According to CDC spokesperson Tom Skinner, the agency actively sought to contact Speaker and prevent him from traveling even before they believed he carried the XDR strain.
But he added that learning that Speaker may have been carrying the more deadly strain, increased the level of concern.
"Certainly, news that [we might be] dealing with XDR added a level of seriousness," Skinner said. "The fact that he had XDR ratcheted up the seriousness of our response."
He added, though, that the agency's response to the situation would have been no different in either case.
"The public health measures were in place prior to us being informed that it was XDR TB," Skinner said. "We may have been talking of mutant bacterial strain that we picked up. If they don't find it, it doesn't change the fact that there was XDR TB there."
Skinner said Speaker originally learned from health officials that he carried the MDR strain of the disease on May 10 and was urged at the time not to travel. The CDC took action on the case on May 18, Skinner said, and they contacted him by phone on May 22.
By this time, Speaker was in Rome, and CDC officials instructed him to turn himself in to Italian health authorities, Skinner said.
Instead, Speaker boarded another trans-Atlantic flight to Canada before entering the country through a checkpoint in Champlain, N.Y.
More Test Results to Come
Now, National Jewish Medical Center is testing the original culture examined by the CDC in March — the sample that the CDC used in their determination that Speaker's tuberculosis was the XDR version.

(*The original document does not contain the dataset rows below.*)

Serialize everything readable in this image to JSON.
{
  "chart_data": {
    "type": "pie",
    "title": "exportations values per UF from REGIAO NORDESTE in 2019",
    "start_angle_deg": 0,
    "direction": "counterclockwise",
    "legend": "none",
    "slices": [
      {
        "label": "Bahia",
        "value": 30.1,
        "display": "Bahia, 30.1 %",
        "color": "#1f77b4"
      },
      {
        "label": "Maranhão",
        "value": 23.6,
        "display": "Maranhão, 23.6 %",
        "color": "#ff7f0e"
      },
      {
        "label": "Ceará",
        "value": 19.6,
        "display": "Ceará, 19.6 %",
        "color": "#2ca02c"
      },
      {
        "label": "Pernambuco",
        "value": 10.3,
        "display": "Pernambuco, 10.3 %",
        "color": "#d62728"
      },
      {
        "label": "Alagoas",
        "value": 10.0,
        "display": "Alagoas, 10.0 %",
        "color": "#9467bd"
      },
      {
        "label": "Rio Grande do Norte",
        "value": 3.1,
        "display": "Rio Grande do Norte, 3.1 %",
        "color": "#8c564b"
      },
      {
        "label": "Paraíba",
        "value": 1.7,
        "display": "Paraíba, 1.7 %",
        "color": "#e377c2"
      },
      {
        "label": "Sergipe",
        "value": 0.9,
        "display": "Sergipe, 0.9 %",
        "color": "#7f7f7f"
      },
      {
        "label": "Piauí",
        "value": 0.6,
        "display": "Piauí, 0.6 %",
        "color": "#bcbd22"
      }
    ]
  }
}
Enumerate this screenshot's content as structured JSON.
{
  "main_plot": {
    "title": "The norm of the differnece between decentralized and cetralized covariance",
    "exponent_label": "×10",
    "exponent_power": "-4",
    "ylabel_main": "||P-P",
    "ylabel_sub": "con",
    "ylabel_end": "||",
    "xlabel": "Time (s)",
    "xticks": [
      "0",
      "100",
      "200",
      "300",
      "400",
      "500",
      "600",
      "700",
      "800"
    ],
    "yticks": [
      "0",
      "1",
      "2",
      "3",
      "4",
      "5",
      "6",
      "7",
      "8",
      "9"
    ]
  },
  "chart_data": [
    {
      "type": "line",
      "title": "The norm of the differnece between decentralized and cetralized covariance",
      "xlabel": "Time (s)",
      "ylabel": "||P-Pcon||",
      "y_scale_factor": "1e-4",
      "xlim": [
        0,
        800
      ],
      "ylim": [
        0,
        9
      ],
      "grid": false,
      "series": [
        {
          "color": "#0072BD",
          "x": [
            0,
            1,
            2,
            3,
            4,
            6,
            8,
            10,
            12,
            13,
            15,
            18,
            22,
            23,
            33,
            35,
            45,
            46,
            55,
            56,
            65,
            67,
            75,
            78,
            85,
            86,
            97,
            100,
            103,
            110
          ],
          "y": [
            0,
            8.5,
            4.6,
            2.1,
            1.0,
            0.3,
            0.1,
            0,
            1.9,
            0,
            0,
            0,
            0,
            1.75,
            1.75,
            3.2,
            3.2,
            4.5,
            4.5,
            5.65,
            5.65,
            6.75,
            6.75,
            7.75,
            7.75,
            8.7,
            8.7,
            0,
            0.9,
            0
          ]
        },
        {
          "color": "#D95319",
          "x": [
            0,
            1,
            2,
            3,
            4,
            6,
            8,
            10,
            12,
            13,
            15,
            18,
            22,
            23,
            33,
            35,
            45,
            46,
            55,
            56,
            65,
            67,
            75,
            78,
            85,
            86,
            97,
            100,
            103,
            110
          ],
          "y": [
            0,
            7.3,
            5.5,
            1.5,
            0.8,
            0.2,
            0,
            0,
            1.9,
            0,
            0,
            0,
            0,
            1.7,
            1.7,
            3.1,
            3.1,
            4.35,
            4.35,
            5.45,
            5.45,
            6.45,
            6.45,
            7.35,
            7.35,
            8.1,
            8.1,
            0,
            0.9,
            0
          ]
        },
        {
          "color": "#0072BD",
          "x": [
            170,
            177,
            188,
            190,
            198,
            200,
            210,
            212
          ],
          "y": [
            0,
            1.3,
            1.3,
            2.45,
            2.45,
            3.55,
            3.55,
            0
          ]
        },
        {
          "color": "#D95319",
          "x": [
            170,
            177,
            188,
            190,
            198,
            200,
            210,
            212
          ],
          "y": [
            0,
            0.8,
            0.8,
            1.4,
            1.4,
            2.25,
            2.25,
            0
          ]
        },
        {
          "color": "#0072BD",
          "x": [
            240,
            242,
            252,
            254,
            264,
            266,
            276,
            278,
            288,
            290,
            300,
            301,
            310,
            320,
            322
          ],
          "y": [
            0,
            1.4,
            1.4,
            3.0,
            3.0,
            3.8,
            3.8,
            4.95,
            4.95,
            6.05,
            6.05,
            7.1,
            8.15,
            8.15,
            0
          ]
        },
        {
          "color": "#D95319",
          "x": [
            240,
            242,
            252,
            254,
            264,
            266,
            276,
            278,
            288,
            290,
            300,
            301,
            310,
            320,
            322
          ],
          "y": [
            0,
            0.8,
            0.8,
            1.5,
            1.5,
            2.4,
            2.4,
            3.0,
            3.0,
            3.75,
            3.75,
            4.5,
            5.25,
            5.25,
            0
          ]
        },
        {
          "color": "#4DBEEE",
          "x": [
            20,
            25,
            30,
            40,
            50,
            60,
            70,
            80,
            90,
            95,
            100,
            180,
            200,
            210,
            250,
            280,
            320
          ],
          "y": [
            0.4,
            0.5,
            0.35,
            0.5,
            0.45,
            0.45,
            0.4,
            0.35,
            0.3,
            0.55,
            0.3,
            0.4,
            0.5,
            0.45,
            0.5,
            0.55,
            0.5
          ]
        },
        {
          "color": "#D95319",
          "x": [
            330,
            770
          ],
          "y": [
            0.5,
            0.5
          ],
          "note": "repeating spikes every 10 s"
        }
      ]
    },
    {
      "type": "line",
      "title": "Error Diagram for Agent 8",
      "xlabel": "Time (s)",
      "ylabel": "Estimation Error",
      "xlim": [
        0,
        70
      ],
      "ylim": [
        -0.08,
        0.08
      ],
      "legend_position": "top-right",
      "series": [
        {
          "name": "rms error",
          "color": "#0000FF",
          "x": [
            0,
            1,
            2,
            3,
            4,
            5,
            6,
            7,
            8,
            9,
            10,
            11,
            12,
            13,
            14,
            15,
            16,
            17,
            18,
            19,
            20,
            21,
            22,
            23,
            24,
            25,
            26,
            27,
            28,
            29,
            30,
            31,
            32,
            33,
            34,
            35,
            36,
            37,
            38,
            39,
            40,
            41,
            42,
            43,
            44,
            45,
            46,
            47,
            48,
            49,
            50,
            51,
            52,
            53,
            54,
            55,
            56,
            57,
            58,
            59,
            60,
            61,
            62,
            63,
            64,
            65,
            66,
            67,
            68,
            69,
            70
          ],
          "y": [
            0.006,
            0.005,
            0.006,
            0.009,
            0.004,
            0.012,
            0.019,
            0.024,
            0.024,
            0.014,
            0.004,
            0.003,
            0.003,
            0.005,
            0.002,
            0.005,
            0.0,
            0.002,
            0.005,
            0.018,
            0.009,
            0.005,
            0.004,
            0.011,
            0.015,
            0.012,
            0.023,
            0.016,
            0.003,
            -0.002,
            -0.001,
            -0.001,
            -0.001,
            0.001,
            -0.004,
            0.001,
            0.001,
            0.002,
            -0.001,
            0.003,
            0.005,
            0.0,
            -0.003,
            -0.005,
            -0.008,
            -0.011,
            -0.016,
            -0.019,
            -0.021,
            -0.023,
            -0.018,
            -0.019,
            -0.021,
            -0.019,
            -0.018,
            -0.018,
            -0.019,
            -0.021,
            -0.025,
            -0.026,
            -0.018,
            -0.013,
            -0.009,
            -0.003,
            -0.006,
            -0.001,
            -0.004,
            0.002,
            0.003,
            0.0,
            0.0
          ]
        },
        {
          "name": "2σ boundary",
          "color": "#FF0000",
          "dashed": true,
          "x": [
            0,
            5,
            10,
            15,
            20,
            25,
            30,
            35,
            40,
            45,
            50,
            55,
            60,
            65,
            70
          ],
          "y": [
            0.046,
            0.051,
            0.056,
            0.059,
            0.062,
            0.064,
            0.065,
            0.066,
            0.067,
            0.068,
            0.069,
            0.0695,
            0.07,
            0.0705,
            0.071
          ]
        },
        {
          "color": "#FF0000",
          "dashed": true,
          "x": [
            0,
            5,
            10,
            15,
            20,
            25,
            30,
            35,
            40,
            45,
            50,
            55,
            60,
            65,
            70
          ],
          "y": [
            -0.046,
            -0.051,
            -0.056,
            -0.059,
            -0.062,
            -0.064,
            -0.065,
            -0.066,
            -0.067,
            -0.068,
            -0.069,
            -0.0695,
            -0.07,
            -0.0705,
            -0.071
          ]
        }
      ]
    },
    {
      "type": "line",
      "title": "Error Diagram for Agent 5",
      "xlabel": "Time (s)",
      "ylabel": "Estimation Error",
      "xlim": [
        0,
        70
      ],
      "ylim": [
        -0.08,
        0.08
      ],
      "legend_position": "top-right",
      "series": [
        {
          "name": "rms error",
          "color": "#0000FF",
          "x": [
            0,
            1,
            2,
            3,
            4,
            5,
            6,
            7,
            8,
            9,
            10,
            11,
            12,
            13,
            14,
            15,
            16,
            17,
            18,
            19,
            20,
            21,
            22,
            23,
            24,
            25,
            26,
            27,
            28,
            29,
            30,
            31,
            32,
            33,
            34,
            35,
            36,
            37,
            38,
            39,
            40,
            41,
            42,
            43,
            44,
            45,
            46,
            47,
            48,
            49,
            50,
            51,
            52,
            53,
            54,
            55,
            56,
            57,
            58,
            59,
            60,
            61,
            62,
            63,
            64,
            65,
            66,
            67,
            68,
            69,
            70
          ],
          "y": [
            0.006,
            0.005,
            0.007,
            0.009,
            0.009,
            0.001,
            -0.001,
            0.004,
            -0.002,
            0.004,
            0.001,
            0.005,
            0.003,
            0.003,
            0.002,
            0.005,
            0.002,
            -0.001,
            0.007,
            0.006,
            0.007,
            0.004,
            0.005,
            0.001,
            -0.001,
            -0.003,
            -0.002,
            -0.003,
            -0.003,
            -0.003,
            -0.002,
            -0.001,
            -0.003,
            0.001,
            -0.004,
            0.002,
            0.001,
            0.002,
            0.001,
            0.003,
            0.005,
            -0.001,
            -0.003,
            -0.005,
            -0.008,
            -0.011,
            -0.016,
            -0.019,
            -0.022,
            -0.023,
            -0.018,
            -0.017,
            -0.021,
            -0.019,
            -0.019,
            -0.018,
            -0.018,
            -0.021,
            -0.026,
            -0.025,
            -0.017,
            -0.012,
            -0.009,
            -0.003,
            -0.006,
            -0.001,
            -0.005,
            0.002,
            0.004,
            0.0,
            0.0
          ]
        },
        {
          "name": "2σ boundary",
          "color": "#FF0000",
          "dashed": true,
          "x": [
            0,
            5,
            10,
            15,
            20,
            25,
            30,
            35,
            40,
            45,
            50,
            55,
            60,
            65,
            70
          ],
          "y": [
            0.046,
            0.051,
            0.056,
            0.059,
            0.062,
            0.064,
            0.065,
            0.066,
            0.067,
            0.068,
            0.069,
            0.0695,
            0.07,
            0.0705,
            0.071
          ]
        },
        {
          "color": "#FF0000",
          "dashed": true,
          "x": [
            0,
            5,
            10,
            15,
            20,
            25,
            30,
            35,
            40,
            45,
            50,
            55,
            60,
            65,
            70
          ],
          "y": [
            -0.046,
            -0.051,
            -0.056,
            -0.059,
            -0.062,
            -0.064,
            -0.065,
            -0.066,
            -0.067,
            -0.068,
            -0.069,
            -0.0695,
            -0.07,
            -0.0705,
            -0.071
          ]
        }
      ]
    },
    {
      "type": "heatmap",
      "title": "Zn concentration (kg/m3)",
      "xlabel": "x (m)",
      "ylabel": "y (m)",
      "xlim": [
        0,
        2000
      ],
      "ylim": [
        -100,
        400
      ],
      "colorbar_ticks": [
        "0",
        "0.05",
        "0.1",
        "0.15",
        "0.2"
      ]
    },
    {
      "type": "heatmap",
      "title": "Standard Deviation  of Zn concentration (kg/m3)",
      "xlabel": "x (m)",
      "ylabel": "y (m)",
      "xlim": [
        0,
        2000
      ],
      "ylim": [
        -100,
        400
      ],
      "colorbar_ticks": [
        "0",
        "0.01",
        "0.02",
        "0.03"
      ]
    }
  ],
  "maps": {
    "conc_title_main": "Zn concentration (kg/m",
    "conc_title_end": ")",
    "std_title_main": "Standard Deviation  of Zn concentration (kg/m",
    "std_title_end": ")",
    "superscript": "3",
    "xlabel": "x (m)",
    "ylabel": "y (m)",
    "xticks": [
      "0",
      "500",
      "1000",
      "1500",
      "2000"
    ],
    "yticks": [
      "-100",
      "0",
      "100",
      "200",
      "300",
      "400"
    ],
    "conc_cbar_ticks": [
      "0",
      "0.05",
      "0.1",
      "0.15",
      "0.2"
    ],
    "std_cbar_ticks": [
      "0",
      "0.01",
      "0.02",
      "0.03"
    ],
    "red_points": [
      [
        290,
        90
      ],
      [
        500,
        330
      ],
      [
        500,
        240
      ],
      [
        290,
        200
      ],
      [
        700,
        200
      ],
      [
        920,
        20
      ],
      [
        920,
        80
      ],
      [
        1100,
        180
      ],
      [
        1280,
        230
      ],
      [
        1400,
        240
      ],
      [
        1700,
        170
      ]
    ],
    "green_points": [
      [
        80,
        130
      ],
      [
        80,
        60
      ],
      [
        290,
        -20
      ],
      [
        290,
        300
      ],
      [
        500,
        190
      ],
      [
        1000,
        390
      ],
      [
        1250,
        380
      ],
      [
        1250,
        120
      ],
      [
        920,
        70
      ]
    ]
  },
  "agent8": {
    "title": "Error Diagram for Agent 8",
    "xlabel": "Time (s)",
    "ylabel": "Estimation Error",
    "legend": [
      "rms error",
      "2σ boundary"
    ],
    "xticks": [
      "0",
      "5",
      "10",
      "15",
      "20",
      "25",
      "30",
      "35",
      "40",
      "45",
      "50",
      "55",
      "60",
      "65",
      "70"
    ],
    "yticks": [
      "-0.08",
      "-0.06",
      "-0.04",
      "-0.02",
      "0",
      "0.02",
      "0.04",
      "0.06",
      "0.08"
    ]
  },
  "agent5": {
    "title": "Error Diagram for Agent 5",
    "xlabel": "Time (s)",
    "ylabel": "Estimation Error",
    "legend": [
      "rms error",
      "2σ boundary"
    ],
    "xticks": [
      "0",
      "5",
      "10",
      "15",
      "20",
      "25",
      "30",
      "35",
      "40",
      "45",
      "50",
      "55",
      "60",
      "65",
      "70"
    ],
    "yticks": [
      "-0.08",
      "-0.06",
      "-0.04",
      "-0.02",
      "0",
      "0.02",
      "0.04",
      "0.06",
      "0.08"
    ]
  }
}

The results of this test will be available in about two weeks, said Daly. But the effort is stymied somewhat by the fact that, according to laboratory protocol, the original sample from which the culture was grown, was thrown away.
The new finding could have major implications for Speaker's prognosis; while XDR survival rates normally hover between 30 and 40 percent, those of MDR are around 70 percent.
But the fact remains that Speaker still requires significant medical attention.
"MDR bacteria remains difficult to treat," Cohen said, adding that those with the infection face two years of aggressive antibiotic therapies known for significant side effects.
The change from XDR to MDR also does not change Speaker's status at National Jewish Medical Center; he is still under order by Denver public health officials to remain at the hospital in isolation.
And disease experts say that it is still possible that both tests were actually accurate — that is, Speaker may have been infected with both the MDR and XDR strains.
"If that was a mutant that was there then, I don't know where it is now," Daly said. "We always base our clinical decisions on the predominant organism, which right now is MDR TB."
Cohen concurred. "In this patient, the predominant strain appears to be MDR tuberculosis."
Need for New Tests
In addition to changing Speaker's prognosis, it is possible that the diagnosis discrepancy could have implications other than those related to health.
"This saga is far from over, at least legally," said ABC News medical editor Dr. Timothy Johnson.
The difference in results also reveals the need for better testing methods.
"Misdiagnosis of XDR is possible, in view of the difficulties in lab tests today to declare the presence of resistance to second line drugs," Raviglione said.
"The whole issue of testing for TB is often a gray area," Johnson said. "There is not automatically a black or white result."